Squick: Stan gleefully giving his mother a bath while singing an incestuous parody of What Do You Do With a Drunken Sailor?. It was so bad, it traumatized Roger into drinking again (he was supposed to be on his white month, where he exercises, detoxes his body, and quits drinking. It was fun while it lasted).
Steve and Stan with huge boobs on Helping Handis.
A sickly mother cat giving birth to 3 kittens in front of an awakening Francine from "Less Money, Mo' Problems".
Mr. Tuttle, who is morbidly obese, crushing Snot.
The brothels in Toy Whorey. Stan and Steve's first stop is to the home of fat, old hooker with both her legs missing, slapping a tortilla between her thighs as if she's cooking them, the second one has a man who uses Senor Wences-style hand puppets as hookers (one of which has teeth), and the third (which, thankfully, wasn't shown) was so bad that it induced a chain reaction of vomiting.
Speaking of which, the Overly-Long Gag of people vomiting and a man in a cart using the vomit for horchata (horchata is a Mexican rice, vanilla, and almond drink that does have that dull brown vomit color, though sometimes, it's whitish brown) also counts.
The time Stan and Francine kept giving Steve aging serum while he was asleep by violently jamming a large needle in him. One time they did it right into his temple, and it got stuck.
Stop Helping Me!: In "Hurricane!", despite Francine's pleas, Stan continues to try and save his family from the disaster...only it makes things worse, such as bringing in a bear to kill the shark that is attacking them, since they are "natural enemies", but the two predators work together instead.
Strawman Has a Point / Informed Wrongness: Stan is often portrayed as a bigoted self serving sociopath who causes havoc over even the slightest problems caused in his perspective, however given he lives in a Crap Saccharine World where half the cast are almost as bad as he is, he does actually often have a reason to be annoyed (eg. his Control Freak in laws taking over his house uninvited, his wife becoming a surrogate mother behind his back, any disagreement he has with either Hayley or Roger) it's just his depraved overzeal causes him to take much nastier measures that gives the other side the higher moral ground. Some episodes are genorous enough to convey a Not So Different rivalry, but most of the time Stan is made to admit he's wrong and let the others (despite only being a lesser evil) do as they wish.
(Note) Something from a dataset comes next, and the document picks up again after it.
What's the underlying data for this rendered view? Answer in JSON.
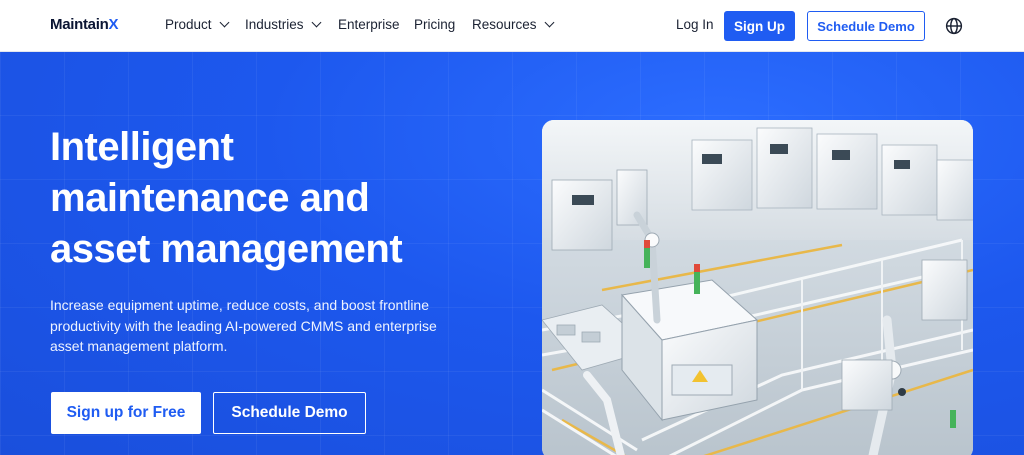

"Da Flippity Flop," is a great example of this trope many people consider it Stanís Moral Event Horizon while forgetting that Klaus is a hedonist. His action when he got a hold of Stanís body shows that even he was given his original he most likely would have been dead within a week.
True Art Is Incomprehensible: The episode "Lincoln Lover" briefly features a play with an obese man wearing underpants and a stovepipe hat tossing joints of meat around the stage while reciting advertising slogans. He then accuses us all of being slaves, and a mirror is lowered with the word "slave" written on it, as sheep noises play. Stan is suitably unimpressed.
The Woobie: Sydney Huffman, one of Roger's personas that took a life of its own because Roger couldn't deal with the emotion of guilt. Due to this, his and Roger's credit cards are identical, so when Roger found out someone else was using his credit card, he destroys his life, not knowing they are one and the same. Once he finds out, he and Sydney embrace in order to become one again. Except Roger quickly stabs him in the back, saying Sydney's nice guy attitude is 'cramping his style'.
"Charles Manson?! He's gonna finish what he started?!"
What an Idiot: "If they find out that potato salad had alien breast milk, I'll never be deacon!" Uh, Stan, if they find out you have an alien at all, you'll go to jail for treason. And you seem to be doing a good job of keeping that under wraps.